Straley: When Neil and I were talking about the original idea, we were looking at a bunch of things as far as media – books we were reading, movies we were watching – that all came together. We saw this opportunity where survival horror, or whatever you want to call it, gave us an opportunity to develop characters inside of that world. Nobody had really done that in video games yet. Taking what we’d learned from the Uncharted series, studying the craft of creating characters and paralleling that with the conflict in gameplay and conflict in stories, we can make you as a player feel more of what it’s truly like to exist inside of a world where every bullet counts and each step you take is a conscious choice that’s going to make or break your existence.
The pressures of the world allow us to develop interesting characters. They force characters to make interesting choices. That’s where it started. Most of the games out there at the time were kind of cartoonish B-movie takes on it. We wanted to ground it and make it more serious. We felt like the more intimate we made the story, the more intimate we made the combat, the more we could make players feel what it would be like to have to exist as a survivor. We seized that opportunity.
Druckmann: It was also about viewpoints. Even though you might have seen these conventions in other media, exploring them in a game gives you a different perspective. If you play as Joel, to play as this morally ambiguous character and have to commit those acts yourself, I think it gives you a different perspective if you’re more removed, watching it or reading it. Likewise, when you embody Ellie, we knew this was an experience people hadn’t felt in a game before. It might be a well-trod genre in video games, but we knew that the kind of experience we delivered would feel unique.
GamesBeat: Are there any inspirations in that realm that you would call out, anybody else who’s done that well? In games or in other media.
Druckmann: There’s a book called City of Thieves, which is historical fiction. It explores the journey of these two survivors in Leningrad during World War II, while the city was under siege. They’re going to look for food and they run into cannibals and all these other horrible people, but there’s still humor in it.
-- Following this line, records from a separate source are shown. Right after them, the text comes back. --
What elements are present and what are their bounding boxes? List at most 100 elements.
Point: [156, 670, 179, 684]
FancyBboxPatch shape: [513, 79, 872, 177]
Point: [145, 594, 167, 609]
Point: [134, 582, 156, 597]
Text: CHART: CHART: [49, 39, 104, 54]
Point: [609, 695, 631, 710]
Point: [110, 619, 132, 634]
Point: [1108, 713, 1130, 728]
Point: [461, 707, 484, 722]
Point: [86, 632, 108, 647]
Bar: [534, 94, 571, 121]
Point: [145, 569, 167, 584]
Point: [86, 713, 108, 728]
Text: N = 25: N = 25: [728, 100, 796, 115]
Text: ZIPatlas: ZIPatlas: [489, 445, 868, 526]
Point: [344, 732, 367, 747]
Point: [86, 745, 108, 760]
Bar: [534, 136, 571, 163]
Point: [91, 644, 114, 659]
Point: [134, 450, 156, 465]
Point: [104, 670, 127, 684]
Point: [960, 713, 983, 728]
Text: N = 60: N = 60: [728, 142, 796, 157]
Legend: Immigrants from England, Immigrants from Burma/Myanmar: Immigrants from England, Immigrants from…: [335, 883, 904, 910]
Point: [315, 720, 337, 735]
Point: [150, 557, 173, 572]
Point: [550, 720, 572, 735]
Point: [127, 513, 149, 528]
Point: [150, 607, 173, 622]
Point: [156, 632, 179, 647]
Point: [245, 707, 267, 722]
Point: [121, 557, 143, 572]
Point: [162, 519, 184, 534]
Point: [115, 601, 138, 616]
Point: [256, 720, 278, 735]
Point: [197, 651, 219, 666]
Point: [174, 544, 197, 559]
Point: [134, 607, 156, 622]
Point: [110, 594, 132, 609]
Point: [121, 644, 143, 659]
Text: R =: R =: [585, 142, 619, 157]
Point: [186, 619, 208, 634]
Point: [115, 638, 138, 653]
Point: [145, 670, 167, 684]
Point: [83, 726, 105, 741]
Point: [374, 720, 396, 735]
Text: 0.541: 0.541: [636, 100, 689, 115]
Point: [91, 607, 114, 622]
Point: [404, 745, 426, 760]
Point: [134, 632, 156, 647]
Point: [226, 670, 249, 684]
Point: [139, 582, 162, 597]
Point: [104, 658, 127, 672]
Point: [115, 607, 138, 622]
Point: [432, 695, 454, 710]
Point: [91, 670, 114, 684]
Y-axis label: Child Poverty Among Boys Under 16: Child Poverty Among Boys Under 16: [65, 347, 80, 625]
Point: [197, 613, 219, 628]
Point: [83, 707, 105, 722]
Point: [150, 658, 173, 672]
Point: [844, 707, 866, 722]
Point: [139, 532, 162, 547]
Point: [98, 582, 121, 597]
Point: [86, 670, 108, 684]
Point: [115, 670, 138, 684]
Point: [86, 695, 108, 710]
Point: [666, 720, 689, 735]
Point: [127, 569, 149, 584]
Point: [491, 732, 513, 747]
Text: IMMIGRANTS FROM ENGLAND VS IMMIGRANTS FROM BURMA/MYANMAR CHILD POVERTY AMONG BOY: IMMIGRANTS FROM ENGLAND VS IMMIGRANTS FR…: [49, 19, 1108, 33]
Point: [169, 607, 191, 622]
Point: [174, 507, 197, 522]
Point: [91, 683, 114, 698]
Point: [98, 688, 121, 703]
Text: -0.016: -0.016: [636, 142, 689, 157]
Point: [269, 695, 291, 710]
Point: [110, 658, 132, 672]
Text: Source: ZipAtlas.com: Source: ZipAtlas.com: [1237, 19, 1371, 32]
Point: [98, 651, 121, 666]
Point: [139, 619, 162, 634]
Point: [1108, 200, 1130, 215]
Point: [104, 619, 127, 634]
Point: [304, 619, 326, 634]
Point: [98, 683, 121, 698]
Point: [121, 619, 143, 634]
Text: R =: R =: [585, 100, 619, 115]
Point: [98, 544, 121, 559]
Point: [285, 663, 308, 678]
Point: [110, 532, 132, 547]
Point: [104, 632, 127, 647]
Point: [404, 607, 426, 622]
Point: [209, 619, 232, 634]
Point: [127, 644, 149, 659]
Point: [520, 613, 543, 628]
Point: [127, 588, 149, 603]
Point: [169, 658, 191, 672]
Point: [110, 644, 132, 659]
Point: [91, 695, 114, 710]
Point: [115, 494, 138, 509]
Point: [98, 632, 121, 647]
These two characters who hate each other form a bond. That was handled very well.
Straley: The Road, another book. That was a really good one.
Druckmann: Yeah. Also No Country for Old Men, the movie, as far as tension and what that showed us about how much you can create through subtraction. There’s almost no music in it, and almost no fighting. When the two main characters face off against each other, it’s really tense.
GamesBeat: One of our guys saw this BBC sci-fi show, Primeval, where they had this episode where prehistoric fungi had turned people into fungus creatures. He wondered if you guys had seen it.
Druckmann: No, the BBC show we were ripping off is Planet Earth, where they talked about the cordiceps fungus and how it affects insects.
Straley: Neil and I would watch these videos where they literally use the term “zombie ants.” That was our jumping-off point. When we had a concept artist do the first preliminary sketches of what it would look like, again, it was a fate worse than death. There’s something beautiful and intriguing about the pictures of the fungus and how colorful and delicate it was, but then you know that this is growing through every pore of that insect. We wanted that contrast between the elegance and the delicacy versus the pure anguish, pain, and disgust of being controlled by a parasite.
In gameplay we liked the idea of echolocation and what that could provide for a very menacing antagonist to play through in these scenarios. A bunch of things came together that made the concept of the infected resonate with us.